On reflection, it seemed like there was a lot of amazing stuff in McCarthy, but his work in general – and The Road in particular – uses, in a fairly cheap way, one identifiable mass-cultural inclination to mask its shortcomings: the reverence for antiquity. Make it sound old, as Ezra Pound didn’t say. Or: if you find you don’t have anything that interesting to say, just add a venerable sheen of epic diction – which, as Goethe did say, does your thinking and your poeticising for you.
And then there’s the whole end-of-the-world, ‘carrying the torch’ for humanity histrionics – it’s just somehow too crass, too easily emotive: pressing big, populist sentimental buttons in a way not altogether dissimilar to, say, Schindler’s List (the cinematic equivalent of a bog-wash: make people cry by shoving their face in the worst genocide in mankind’s history). Or Armageddon.
Wouldn’t it be terrible if there was some huge, inexplicable apocalypse and the only people left were you and your small boy, stranded in a desolate, godless wilderness populated only by marauding gangs of cannibals, with possible but unconfirmed rapist tendencies? Well yes, of course it would. So what?
Throw-you-hands-in-the-air descriptive sequences aside, the bits of The Road that work best are the bits that take place inside the man’s head. The way I read it, the main narrative basically consists of his interior thoughts. You’ve then got the objective narrative bits that move the characters around – deliberately drained of any sort of emotional content or commentary, and sometimes reading a bit like a self-parody (‘they did this and then they did this and it was cold and he was hungry’ etc etc – this is all ripped out of Hemingway, Carver and Bukowski, incidentally). And then you’ve got the dialogue with the boy, which is ridiculously pared down and minimal. The contrast sometimes works pretty well because a lot of the flashy, poeticised language takes place inside of the man’s head (often when the boy is asleep, like in the opening paragraph), and refers to a world that doesn’t exist anymore. The words still exist but the things that they refer to have all been destroyed.
So it’s kind of tragic because all of this language is dying with the man, and also the values that people have created using this language – like not eating each other – seem to be dying too.
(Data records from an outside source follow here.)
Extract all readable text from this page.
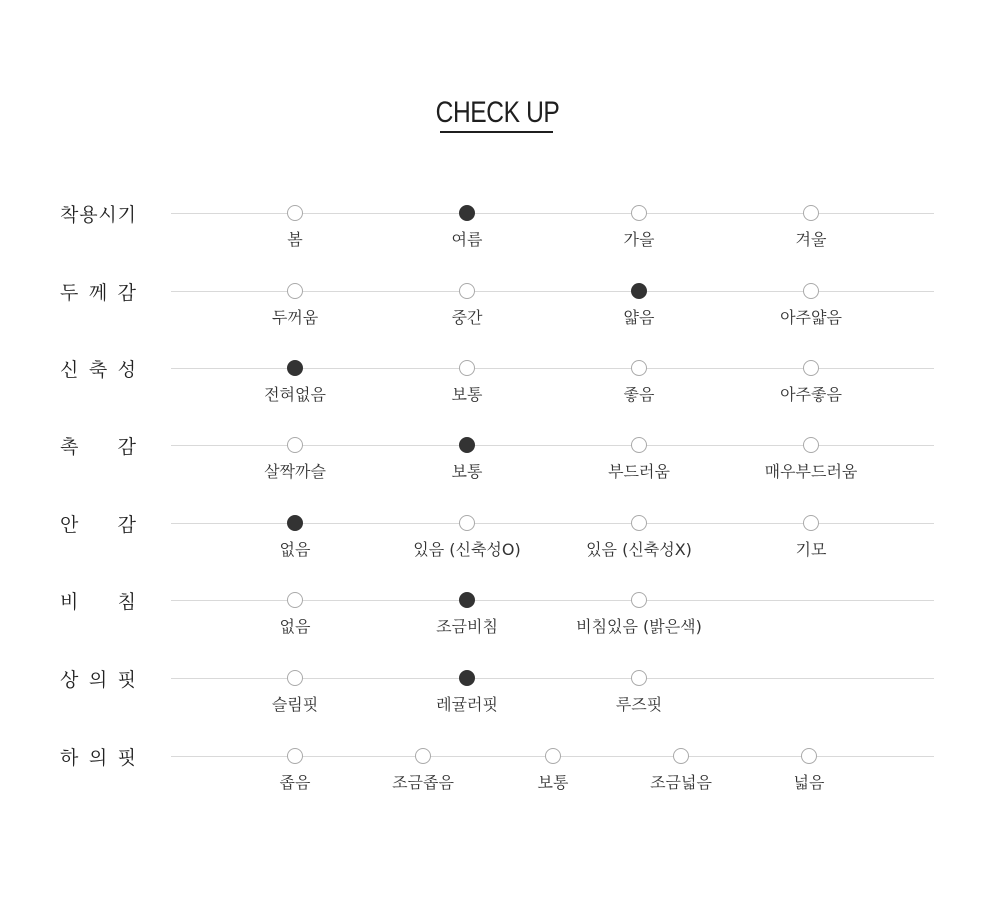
CHECK UP
착 용 시 기
봄	여름	가을	겨울
두 께 감
두꺼움	중간	얇음	아주얇음
신 축 성
전혀없음	보통	좋음	아주좋음
촉 감
살짝까슬	보통	부드러움	매우부드러움
안 감
없음	있음 (신축성O)	있음 (신축성X)	기모
비 침
없음	조금비침	비침있음 (밝은색)
상 의 핏
슬림핏	레귤러핏	루즈핏
하 의 핏
좁음	조금좁음	보통	조금넓음	넓음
All of this is inaccessible to the boy, who has never known anything else. Which is why McCarthy makes it all take place inside the man’s head.
Basically McCarthy’s philosophy boiled down is that the world is a fundamentally meaningless, random and violent place – and things like morality and being nice to each other are flimsy constructs. Though that makes them all the more important. A bit like Lord of the Flies, the premise is that left to our own devices and without any of the restraints that society has placed upon us, the vast majority of use would rape, pillage and murder to get what we want, and we shouldn’t kid ourselves otherwise. But in a perverse kind of way that makes something simple and genuine like the bond between the man and the boy all the more sacred – because it’s fragile. Which, when you think about it, isn’t really all that profound.